After spending its first year being limited to Europe, the upstart Android manufacturer Nothing is coming to the US. That means it’s possible to buy a Nothing Phone 2 and use it on a GSM carrier, so let’s take a quick look at one.
The price starts at $599, which lets it slot into the space that used to be occupied by the now obsolete base-model Pixel 7. At this price, you’re getting a device that looks like a flagship on the surface with a big 6.7-inch, 120 Hz display and a last-generation Snapdragon 8 Gen 1. The lack of water resistance is really crippling, though. Even the $349 Pixel 6a has an IP67 rating, so it’s submergible, but this phone can only handle light rain. Nothing is the second major company from OnePlus founder Carl Pei, and OnePlus had a very strange relationship with water resistance, too. If the company would just be normal and competitive in this area, its devices would be a lot more desirable. Water resistance is a feature people are used to now and definitely something you would expect at this price.
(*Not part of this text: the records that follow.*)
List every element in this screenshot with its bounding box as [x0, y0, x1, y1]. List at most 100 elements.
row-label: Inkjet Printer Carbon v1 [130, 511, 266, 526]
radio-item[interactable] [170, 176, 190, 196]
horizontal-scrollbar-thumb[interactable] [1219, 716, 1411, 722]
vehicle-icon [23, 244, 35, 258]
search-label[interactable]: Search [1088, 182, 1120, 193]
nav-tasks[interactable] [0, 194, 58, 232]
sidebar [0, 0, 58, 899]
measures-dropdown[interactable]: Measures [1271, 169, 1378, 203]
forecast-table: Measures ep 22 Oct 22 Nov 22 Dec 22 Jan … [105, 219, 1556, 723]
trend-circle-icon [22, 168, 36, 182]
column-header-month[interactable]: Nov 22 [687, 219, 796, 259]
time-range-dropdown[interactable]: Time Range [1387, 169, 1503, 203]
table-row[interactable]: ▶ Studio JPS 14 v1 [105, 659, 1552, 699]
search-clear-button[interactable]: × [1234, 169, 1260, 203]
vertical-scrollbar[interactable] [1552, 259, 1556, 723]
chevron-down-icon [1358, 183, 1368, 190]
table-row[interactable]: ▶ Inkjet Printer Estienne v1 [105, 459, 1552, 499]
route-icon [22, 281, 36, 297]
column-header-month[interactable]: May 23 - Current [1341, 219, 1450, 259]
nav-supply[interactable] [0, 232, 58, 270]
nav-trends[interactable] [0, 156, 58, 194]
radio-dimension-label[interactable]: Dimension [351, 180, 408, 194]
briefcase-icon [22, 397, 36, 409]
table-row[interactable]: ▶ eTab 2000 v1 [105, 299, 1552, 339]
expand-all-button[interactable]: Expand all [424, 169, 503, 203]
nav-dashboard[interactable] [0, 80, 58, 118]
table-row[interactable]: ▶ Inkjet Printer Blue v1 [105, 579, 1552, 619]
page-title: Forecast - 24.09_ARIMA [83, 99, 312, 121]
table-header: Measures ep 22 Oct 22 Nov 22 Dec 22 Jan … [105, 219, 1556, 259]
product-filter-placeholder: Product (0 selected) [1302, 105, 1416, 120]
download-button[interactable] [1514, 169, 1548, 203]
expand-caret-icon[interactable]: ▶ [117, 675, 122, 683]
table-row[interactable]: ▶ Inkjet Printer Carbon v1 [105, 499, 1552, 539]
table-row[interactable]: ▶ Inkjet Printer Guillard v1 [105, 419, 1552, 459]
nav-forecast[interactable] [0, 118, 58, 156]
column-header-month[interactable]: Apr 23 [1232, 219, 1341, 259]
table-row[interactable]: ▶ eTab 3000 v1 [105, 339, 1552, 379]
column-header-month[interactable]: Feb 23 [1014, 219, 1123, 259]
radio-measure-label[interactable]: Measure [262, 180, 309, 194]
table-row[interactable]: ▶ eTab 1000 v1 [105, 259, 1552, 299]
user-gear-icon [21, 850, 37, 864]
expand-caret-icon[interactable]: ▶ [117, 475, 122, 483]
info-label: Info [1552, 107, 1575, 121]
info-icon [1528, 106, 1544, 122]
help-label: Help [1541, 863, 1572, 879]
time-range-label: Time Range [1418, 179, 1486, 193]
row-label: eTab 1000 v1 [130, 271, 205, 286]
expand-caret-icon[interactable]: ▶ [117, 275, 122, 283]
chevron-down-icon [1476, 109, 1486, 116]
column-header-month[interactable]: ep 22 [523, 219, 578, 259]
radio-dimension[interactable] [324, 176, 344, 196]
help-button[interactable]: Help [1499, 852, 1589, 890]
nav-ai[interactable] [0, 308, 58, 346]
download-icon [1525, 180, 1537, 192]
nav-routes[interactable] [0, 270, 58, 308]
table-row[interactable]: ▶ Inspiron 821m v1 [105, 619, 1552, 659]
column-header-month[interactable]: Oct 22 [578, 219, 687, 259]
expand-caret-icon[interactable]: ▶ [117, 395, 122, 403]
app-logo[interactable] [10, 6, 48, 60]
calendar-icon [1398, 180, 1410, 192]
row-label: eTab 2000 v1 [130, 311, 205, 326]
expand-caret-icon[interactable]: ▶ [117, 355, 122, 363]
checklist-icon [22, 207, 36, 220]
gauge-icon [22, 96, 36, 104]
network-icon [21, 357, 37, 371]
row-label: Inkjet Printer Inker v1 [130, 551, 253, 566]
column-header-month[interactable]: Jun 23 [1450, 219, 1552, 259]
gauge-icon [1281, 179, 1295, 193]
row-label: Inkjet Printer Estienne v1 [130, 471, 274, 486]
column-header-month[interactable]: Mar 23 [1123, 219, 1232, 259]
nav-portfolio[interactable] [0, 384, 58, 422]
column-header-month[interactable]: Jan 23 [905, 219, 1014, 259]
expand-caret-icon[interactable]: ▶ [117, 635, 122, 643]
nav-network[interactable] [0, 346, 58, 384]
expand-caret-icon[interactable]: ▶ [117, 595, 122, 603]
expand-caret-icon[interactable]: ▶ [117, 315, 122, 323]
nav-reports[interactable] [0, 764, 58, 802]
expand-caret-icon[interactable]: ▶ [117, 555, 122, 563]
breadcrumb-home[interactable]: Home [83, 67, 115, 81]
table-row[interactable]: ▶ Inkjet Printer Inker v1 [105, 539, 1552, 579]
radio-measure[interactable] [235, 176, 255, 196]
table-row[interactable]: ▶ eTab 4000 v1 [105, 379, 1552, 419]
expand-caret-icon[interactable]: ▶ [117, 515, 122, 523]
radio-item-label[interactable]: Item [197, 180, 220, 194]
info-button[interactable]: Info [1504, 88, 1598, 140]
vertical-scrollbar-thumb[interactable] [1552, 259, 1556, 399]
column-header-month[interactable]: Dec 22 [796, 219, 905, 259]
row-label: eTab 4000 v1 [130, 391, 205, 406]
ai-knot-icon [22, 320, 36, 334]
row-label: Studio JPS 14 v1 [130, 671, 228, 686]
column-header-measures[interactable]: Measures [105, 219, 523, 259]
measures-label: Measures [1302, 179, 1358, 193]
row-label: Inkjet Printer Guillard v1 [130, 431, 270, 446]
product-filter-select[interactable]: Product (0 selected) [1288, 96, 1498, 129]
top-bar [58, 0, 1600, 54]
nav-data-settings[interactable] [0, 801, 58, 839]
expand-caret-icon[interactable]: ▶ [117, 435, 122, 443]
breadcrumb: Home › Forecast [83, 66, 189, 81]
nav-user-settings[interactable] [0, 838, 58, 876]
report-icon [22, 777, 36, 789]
But there are some good features here. I’m a big fan of the flat front screen, which bucks the pointless, year-long trend of distorted screens that are curved along both edges. Flat screens are hopefully going to be the trend going forward. The metal bands around the sides are also nice if a little iPhone-reminiscent.
On so many phones, the back is a big slab of nothing, and it seems like no thought at all is given to anything other than the camera bump. So I can appreciate the decision to try to do something with this big block of space. What you get on the back here is a bunch of widgets and lights covered with a panel of Gorilla Glass. Just in terms of day-to-day usage, the back is not nice. It doesn’t seem to have any kind of oleophobic coating, so it is just a big greasy fingerprint magnet. The actual display glass, with a coating, is much nicer, but you’re still touching the back a lot.
The thing that really irks me about both Nothing phones is that the design and functionality don’t really match. The best descriptor I can come up with for the transparent back is “repair cultural appropriation.” The phone clearly wants to go for a mechanical, techy look with all sorts of bits and bobs on the back, including visible wires and screw holes, but Nothing can’t back up any of those mechanical design cues with real functionality. You can see the screws, but you can’t actually touch them because they are embedded behind the glued-down glass panel.
It’s one thing if you go for the opaque slab of glass or aluminum look of an iPhone, where the image is that every phone is a highly locked-down appliance, and the inside is full of magic. To look mechanical but not be mechanical is deeply uncool. It makes the Nothing Phone a poser—a phony, a phone for people who believe the hacking scenes on CBS shows. Don’t talk the talk if you can’t walk the walk.